Coupant le cordon avec leur ville natale, ils débarquent à Paris et changent les règles du jeu. Fini les courbettes et les concours – qu’ils remportent presque tous (et à juste titre), du Conservatoire jusqu’aux inRocKs lab en 2009. Sans tomber dans la crise d’adolescence, Griefjoy décide d’enregistrer un disque qui lui ressemble, tout simplement :
L’album est pensé comme un disque “mojito”, un cocktail electro-pop à consommer sans modération, qui se veut moins cérébral et plus accessible, mais cette renaissance n’est pas sans douleur et leur âme de bosseurs et de perfectionnistes les rattrape vite. Pendant presque un an et demi, ils s’enferment dans un studio parisien et expérimentent jusqu’à trouver la bonne formule. Dans leurs éprouvettes se côtoient des orfèvres de musique électronique et minimaliste, comme le label Erased Tapes (défendu entre autres par le Berlinois Nils Frahm et l’Islandais Olafur Arnalds) et des voisins plus cinglés tels que les Canadiens de Caribou ou les Anglais Hot Chip. Mais pas question pour ces aficionados des guitares de s’en remettre uniquement à la MAO et à une glaciale base de données à coups de “kick-snare” ou autre noms d’oiseaux.
Avec une approche de producteur électronique voisine de l’illuminé Jacques, Griefjoy commence par enregistrer des textures sonores en acoustique, par exemple un vieux triangle, des guitares bidouillées, un pied de batterie capricieux ou encore des synthés vintage – “On s’est plus intéressé à la recherche de textures qu’à l’arrangement de partitions, où tout est écrit.”
Entre tubes et expérimentation
De ces échantillons organiques traficotés naît un alphabet musical qui va s’imbriquer et épouser à merveille leurs chaudes mélodies au piano et la voix flûtée de Guillaume. Construit en escalier, l’album Godspeed compile ainsi treize titres qui dévalent à toute vitesse, de tubes pop bien rodés (Lights on, Hollygrounds) vers des expérimentations électroniques beaucoup plus abstraites (Godspeed). Bien malgré lui, Griefjoy, qui rêvait de coucher de soleil et de simplicité, démontre ici que la musique est une science comme les autres :
“On aime cette science de la mélodie accrocheuse et de l’efficacité en dix secondes, qui t’attrape. Et on aime autant celle de Jon Hopkins que celle de Justin Bieber.”
Amorçant un changement de cap, Why Wait est un clin d’œil aux métissages soul et r’n’b de Disclosure. Beaucoup plus sombres, Into the Dream et Virus précipitent une transition et détonent par leurs rythmiques métalliques inquiétantes, faussement bercées par une voix déformée, parfois même dupliquée et superposée à gogo.

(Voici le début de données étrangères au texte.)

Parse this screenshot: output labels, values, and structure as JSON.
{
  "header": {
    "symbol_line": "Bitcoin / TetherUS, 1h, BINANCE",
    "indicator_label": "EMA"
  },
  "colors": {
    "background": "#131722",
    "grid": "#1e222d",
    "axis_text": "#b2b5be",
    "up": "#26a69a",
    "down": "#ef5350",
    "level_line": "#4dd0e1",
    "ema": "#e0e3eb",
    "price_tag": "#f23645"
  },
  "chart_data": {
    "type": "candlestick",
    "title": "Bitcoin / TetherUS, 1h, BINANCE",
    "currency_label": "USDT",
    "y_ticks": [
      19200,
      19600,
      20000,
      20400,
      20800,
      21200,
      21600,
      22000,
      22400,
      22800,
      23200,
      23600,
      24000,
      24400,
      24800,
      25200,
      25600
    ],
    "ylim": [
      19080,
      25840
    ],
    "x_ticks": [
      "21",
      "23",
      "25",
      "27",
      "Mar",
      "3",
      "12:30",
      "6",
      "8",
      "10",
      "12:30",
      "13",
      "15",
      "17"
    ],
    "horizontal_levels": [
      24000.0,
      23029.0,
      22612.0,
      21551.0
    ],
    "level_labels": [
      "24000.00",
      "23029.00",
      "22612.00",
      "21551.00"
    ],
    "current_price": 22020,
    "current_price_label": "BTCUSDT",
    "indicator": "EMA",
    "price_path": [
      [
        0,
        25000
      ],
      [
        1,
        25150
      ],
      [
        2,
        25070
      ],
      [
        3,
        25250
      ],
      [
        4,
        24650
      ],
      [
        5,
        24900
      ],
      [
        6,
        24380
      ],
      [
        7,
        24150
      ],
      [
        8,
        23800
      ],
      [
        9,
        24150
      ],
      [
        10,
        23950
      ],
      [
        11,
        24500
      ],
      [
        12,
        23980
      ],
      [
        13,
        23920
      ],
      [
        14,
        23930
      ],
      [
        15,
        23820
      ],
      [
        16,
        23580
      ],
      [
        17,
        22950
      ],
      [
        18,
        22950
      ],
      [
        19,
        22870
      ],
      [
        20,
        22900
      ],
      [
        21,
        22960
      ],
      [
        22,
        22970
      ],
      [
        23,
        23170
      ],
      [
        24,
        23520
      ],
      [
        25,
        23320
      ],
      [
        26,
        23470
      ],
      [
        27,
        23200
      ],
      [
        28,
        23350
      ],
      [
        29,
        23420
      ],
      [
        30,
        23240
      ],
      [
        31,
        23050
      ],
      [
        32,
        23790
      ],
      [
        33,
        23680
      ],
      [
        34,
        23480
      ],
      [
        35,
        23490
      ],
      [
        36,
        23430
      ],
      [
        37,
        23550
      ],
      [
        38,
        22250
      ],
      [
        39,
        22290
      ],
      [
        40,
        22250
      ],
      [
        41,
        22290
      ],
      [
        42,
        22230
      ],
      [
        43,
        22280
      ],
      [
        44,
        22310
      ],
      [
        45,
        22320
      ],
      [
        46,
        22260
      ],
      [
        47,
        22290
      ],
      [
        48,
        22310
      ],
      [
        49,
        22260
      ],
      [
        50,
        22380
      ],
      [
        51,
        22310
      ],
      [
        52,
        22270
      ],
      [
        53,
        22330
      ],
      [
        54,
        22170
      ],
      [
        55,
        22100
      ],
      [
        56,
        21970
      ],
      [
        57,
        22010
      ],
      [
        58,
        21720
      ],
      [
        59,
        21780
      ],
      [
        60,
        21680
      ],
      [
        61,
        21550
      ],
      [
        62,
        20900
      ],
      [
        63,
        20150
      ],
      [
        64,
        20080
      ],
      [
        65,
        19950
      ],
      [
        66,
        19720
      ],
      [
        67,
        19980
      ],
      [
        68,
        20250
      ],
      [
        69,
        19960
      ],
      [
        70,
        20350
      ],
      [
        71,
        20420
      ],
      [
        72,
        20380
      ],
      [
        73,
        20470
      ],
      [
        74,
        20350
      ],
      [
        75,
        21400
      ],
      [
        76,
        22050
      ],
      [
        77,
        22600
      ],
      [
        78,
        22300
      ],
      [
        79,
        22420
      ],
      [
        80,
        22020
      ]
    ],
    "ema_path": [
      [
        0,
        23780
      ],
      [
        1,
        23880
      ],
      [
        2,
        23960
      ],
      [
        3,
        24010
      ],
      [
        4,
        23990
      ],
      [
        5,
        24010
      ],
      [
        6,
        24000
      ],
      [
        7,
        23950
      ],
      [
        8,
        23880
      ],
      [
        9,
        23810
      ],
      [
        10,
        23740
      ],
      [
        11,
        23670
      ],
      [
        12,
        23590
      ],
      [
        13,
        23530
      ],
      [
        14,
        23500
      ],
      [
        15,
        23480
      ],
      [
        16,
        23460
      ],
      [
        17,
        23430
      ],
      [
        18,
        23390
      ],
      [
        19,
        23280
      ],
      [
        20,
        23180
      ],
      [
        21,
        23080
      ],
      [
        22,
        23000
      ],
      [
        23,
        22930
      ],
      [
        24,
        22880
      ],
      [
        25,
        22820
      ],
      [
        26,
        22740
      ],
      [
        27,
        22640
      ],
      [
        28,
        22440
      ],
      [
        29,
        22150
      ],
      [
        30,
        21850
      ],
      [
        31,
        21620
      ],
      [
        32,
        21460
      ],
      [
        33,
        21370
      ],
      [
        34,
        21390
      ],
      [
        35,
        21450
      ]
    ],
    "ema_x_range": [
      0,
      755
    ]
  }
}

Cherchant le compromis, Labyrinth et Talk to Me subliment cet album avec des mélodies magnétiques, de véritables boules de flipper s’aimantant à merveille à la voix sensuelle et organique de Guillaume. Quant à Murmuration et Scream Structure, pièces centrales, elles semblent chargées d’une forêt d’électrons prêts à foncer dans le tas, ravagées par cette envie d’expérimenter sans cesse, cette envie sublimée dans un premier morceau entièrement instrumental : Godspeed, véritable course-poursuite entre l’homme et sa machine, entre un piano jazzy et un système binaire. Et ce n’est donc pas un hasard si l’ingénieur du son Francesco Donadello, qui a signé des galettes pour Moderat ou Gonzales, a mixé celle de Griefoy dans son studio berlinois Vox-Ton.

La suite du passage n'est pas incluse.